In the last year’s April elections, Netanyahu worked hard to get Jewish Power in a right-wing grouping. It didn’t work out, and in the last election in September, Jewish Power went it alone and fell well below the threshold, thus wasting votes. Now Bennett wants them completely out, so that the votes won’t be lost. Bennett mocked Netanyahu’s interest in getting Jewish Power into his own fold:
The appeal by Likud to me to include Ben Gvir in a list under my leadership is not worthy. My friends in the Likud – if you so want him, secure him on your own!
Thus Bennett was making Likud look even more extreme than New Right, if they were so insistent on Jewish Power putting up a list.
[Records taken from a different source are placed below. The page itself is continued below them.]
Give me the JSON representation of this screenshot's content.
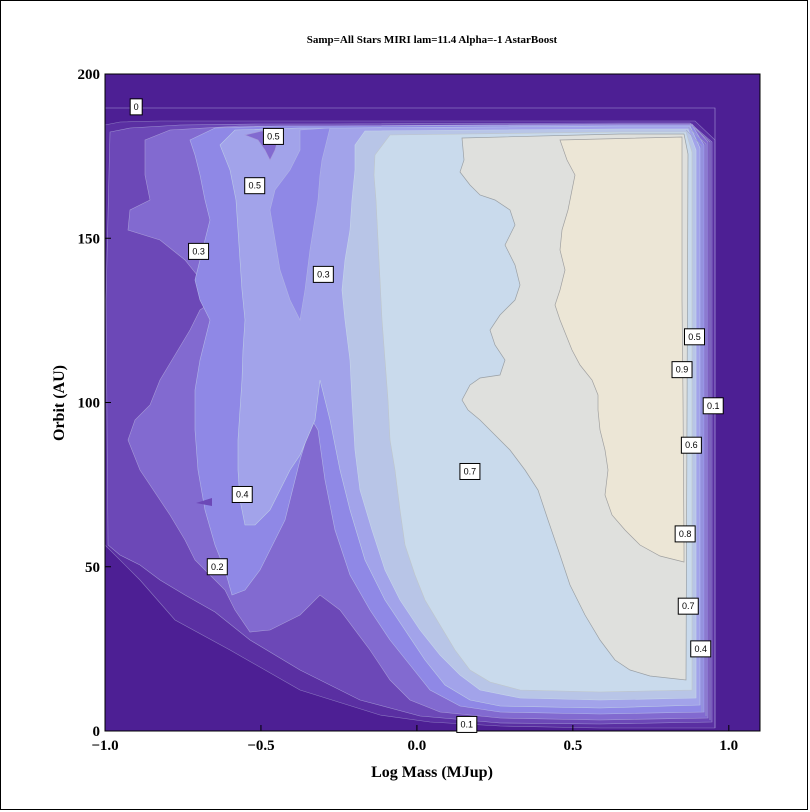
{
  "chart_data": {
    "type": "contour",
    "title": "Samp=All Stars MIRI lam=11.4 Alpha=-1 AstarBoost",
    "xlabel": "Log Mass (MJup)",
    "ylabel": "Orbit (AU)",
    "xlim": [
      -1.0,
      1.1
    ],
    "ylim": [
      0,
      200
    ],
    "x_ticks": [
      -1.0,
      -0.5,
      0.0,
      0.5,
      1.0
    ],
    "x_tick_labels": [
      "−1.0",
      "−0.5",
      "0.0",
      "0.5",
      "1.0"
    ],
    "y_ticks": [
      0,
      50,
      100,
      150,
      200
    ],
    "y_tick_labels": [
      "0",
      "50",
      "100",
      "150",
      "200"
    ],
    "levels": [
      0,
      0.1,
      0.2,
      0.3,
      0.4,
      0.5,
      0.6,
      0.7,
      0.8,
      0.9
    ],
    "level_colors": [
      "#4d1f94",
      "#5a2fa2",
      "#6c48b7",
      "#826ad0",
      "#8f88e6",
      "#a2a3ea",
      "#b8c5e7",
      "#c9daec",
      "#dfe0dd",
      "#ece6d6"
    ],
    "contour_labels": [
      {
        "text": "0",
        "x": -0.9,
        "y": 190
      },
      {
        "text": "0.5",
        "x": -0.46,
        "y": 181
      },
      {
        "text": "0.5",
        "x": -0.52,
        "y": 166
      },
      {
        "text": "0.3",
        "x": -0.7,
        "y": 146
      },
      {
        "text": "0.3",
        "x": -0.3,
        "y": 139
      },
      {
        "text": "0.5",
        "x": 0.89,
        "y": 120
      },
      {
        "text": "0.9",
        "x": 0.85,
        "y": 110
      },
      {
        "text": "0.1",
        "x": 0.95,
        "y": 99
      },
      {
        "text": "0.6",
        "x": 0.88,
        "y": 87
      },
      {
        "text": "0.7",
        "x": 0.17,
        "y": 79
      },
      {
        "text": "0.4",
        "x": -0.56,
        "y": 72
      },
      {
        "text": "0.8",
        "x": 0.86,
        "y": 60
      },
      {
        "text": "0.2",
        "x": -0.64,
        "y": 50
      },
      {
        "text": "0.7",
        "x": 0.87,
        "y": 38
      },
      {
        "text": "0.4",
        "x": 0.91,
        "y": 25
      },
      {
        "text": "0.1",
        "x": 0.16,
        "y": 2
      }
    ]
  }
}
And so, yesterday evening Netanyahu did invite Bennett and Peretz to his Jerusalem office along with prominent national religious rabbi Chaim Druckman. The result: Jewish Home merges with New Right, and Jewish Power is on its own.
Peretz got 2nd place in the combined list. Ayelet Shaked got 3rd. And Bezalel Smotrich, who was until recently politically homeless (his National Union was way below the threshold), is now in 4th place on the slate, because he had merged his National Right party with New Right a day earlier. Smotrich is known for having laid out plans for Palestinian surrender-or-expulsion, advocated separation of Jewish and Palestinian mothers in maternity wards, and last year simply suggested Israel should follow Torah law. Bennett claimed that his party represented an “ideological and liberal right-wing”.
So now this merger of the New Right-National Union-Jewish Home, is expected to have about 9 or 10 seats, if the votes from recent polls hold, and if not too many voters stick with Jewish Power and are lost.
Bennet’s supposedly “liberal” turn, using Jewish Power as proof of his liberalism, is reminiscent of Avigdor Liberman’s opposition to Netanyahu’s Likud last year. His refusal to support a coalition with the religious parties suddenly made him a liberal – the same man who had in the past advocated for the beheading of disloyal Palestinian citizens with an axe. Everything is relative.
Still, look at the polling: Likud with about 32, New Right (etc.) with 10, and the ultra-orthodox parties Shas and United Torah Judaism at about 8 each, only count to 58.
And thus, the gridlock continues, in the only “Jewish democracy”.